Aufwandsentschädigung für die Gerätewarte der gemeindlichen Feuerwehren

1. Bürgermeisterin Liebermann gibt einen kurzen Abriss über die Ausgangssituation.

Eine Vergütung, die eins zu eins den notwendigen Pflegeaufwand angemessen abdeckt, kann von der Gemeinde nicht bezahlt werden. Die Entschädigung soll vielmehr als Anerkennung für das ehrenamtliche Engagement der Gerätewarte der Gemeinde verstanden werden. 1. Bgm. Liebermann spricht den Mitgliedern der Feuerwehren und insbesondere den Gerätewarten ihren herzlichen Dank aus.

Im Feuerwehrarbeitskreis und mit den Kommandanten, Vereinsvorsitzenden und Gerätewarten wurde besprochen, dass sich die jährliche Entschädigung an den vorhandenen Fahrzeugen orientieren soll. Die Aufwandsentschädigung für die jeweiligen Gerätewarte wird wie folgt dem Gemeinderat zur Beschlussfassung vorgeschlagen:

HLF 20: 160 EUR

LF8, TSFW: 100 EUR

TSF: 80 EUR

MZF 11/1: 40 EUR

Übernimmt ein Gerätewart die Prüfung des Fahrzeugs mit Beladung einer anderen Feuerwehr mit, so erhält er auch die entsprechende Entschädigung für dieses Fahrzeug.
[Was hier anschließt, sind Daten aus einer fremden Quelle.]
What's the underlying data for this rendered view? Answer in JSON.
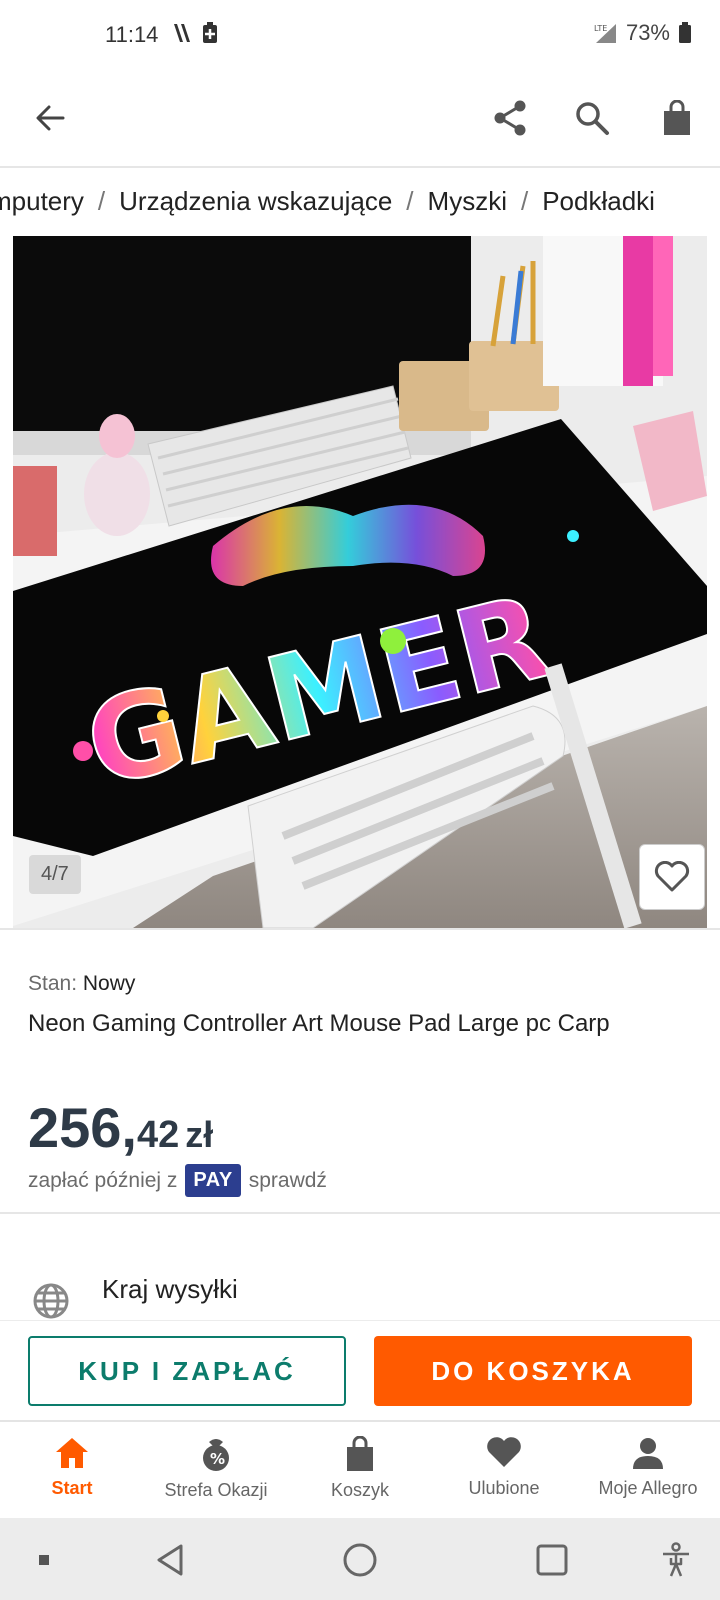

Es soll für alle drei Feuerwehren mit Atemschutz einen Atemschutzgerätewart geben, der eine jährliche Entschädigung von 200 EUR, für die Reinigung und Prüfung der Masken erhält. Die Atemschutzgeräte müssen in Coburg geprüft und wieder befüllt werden.

Ein Verantwortlicher für die gemeinsame „Kleiderkammer“, bzw. ein Verantwortlicher für gemeinsame Bestellungen soll 120 EUR erhalten.

Beschluss:

Die Gemeinde gewährt ab dem Jahr 2026 den Gerätewarten für die Betreuung folgender Fahrzeuge jährlich einen festen Pauschalbetrag als Anerkennung für ihr ehrenamtlichen Engagement:

HLF 20: 160 EUR

LF8, TSFW: 100 EUR

TSF: 80 EUR

MZF 11/1: 40 EUR

Für die Übernahme der Verantwortung für die Atemschutzmasken erhält der Atemschutzgerätewart 200 EUR jährlich.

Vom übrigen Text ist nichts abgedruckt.